Cambiano le esigenze dei viaggiatori, sempre più alla ricerca di esperienze trasformative, e con esse deve saper cambiare anche la vision degli imprenditori dell’hospitality. “Il lusso vero è dato da tempo, spazio, tranquillità e conoscenza. Il cliente va educato affinché si trasformi in ospite e, per farlo, c’è bisogno di fargli capire che viene in vacanza per portarsi appresso pezzi di umanità o di identità”. Michil Costa, managing director & owner degli hotel La Perla di Corvara, Berghotel Ladinia e Posta Marcucci, ha esordito con queste parole al talk di TTG Day 2025 dedicato alle case history nel mondo dell’hospitality all’insegna della “follia che rende unici”.

Con lui sul palco Filippo Ribacchi, presidente di BZAR hotels e Alessandro Riva, curatore dell’arte dell’hotel Galleria Vik Milano. “Noi – ha sottolineato Ribacchi – puntiamo tutto sui servizi, che offriamo gratuitamente grazie a un experience manager coordinator che guida gli ospiti alla scoperta degli aspetti più inediti di Roma. Per noi il soggiorno è da intendersi come percorso e conoscenza del luogo”.

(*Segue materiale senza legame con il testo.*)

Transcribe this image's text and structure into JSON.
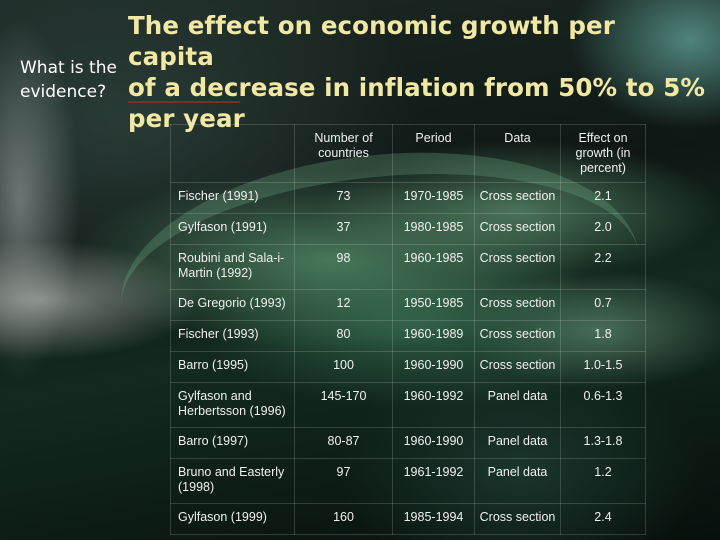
{
  "slide": {
    "question": "What is the evidence?",
    "title": "The effect on economic growth per capita\nof a decrease in inflation from 50% to 5%\nper year"
  },
  "table": {
    "columns": [
      "",
      "Number of countries",
      "Period",
      "Data",
      "Effect on growth (in percent)"
    ],
    "rows": [
      {
        "study": "Fischer (1991)",
        "countries": "73",
        "period": "1970-1985",
        "data": "Cross section",
        "effect": "2.1"
      },
      {
        "study": "Gylfason (1991)",
        "countries": "37",
        "period": "1980-1985",
        "data": "Cross section",
        "effect": "2.0"
      },
      {
        "study": "Roubini and Sala-i-Martin (1992)",
        "countries": "98",
        "period": "1960-1985",
        "data": "Cross section",
        "effect": "2.2"
      },
      {
        "study": "De Gregorio (1993)",
        "countries": "12",
        "period": "1950-1985",
        "data": "Cross section",
        "effect": "0.7"
      },
      {
        "study": "Fischer (1993)",
        "countries": "80",
        "period": "1960-1989",
        "data": "Cross section",
        "effect": "1.8"
      },
      {
        "study": "Barro (1995)",
        "countries": "100",
        "period": "1960-1990",
        "data": "Cross section",
        "effect": "1.0-1.5"
      },
      {
        "study": "Gylfason and Herbertsson (1996)",
        "countries": "145-170",
        "period": "1960-1992",
        "data": "Panel data",
        "effect": "0.6-1.3"
      },
      {
        "study": "Barro (1997)",
        "countries": "80-87",
        "period": "1960-1990",
        "data": "Panel data",
        "effect": "1.3-1.8"
      },
      {
        "study": "Bruno and Easterly (1998)",
        "countries": "97",
        "period": "1961-1992",
        "data": "Panel data",
        "effect": "1.2"
      },
      {
        "study": "Gylfason (1999)",
        "countries": "160",
        "period": "1985-1994",
        "data": "Cross section",
        "effect": "2.4"
      }
    ]
  }
}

“Nel Vik Milano – ha evidenziato Riva – portiamo l’arte in ogni stanza dell’hotel, garantiamo una vera e propria esperienza immersiva perché ogni camera è creata da un artista che ha messo il suo nome sulla porta. Questo ha creato un mix completamente nuovo, in cui lo stupore è importante, ogni stanza è diversa dall’altra e i mobili si abbinano alle opere, non viceversa: abbiamo creato le stanze sulla base delle opere”.

L’albergatore perfetto

E Costa ha sottolineato quale sia, secondo lui, la definizione dell’albergatore perfetto che, spiega, deve “sapere ciò che l’ospite intuisce appena. L’ospite non sa che va alla ricerca di un senso più profondo della vita. I collaboratori vanno formati. Solo così si dà vita a uno scambio di pensieri e azioni tra ospite, collaboratore e comunità locale. Io non sopporto i resort perché lì c’è una scissione tra l’ospite e la popolazione locale. Da noi i locali si mischiano con gli ospiti in una contaminazione reciproca”.

Un mix che contribuisce a trattenere gli ospiti, così come quello che Ribacchi ha definito lo ‘slow tourism’: “Cerchiamo di trattenere i turisti per far loro scoprire i tesori delle città. Io vedo, in futuro, le reception senza computer: chi ha il confronto diretto con l’ospite deve avere conoscenza del luogo in cui vive. Per questo bisogna formare bene i receptionist, che devono essere ambasciatori delle bellezze delle città d’arte. Allo stato attuale i turisti internazionali si fermano a Roma per una media di 1,15 giorni: un valore che va assolutamente cambiato”.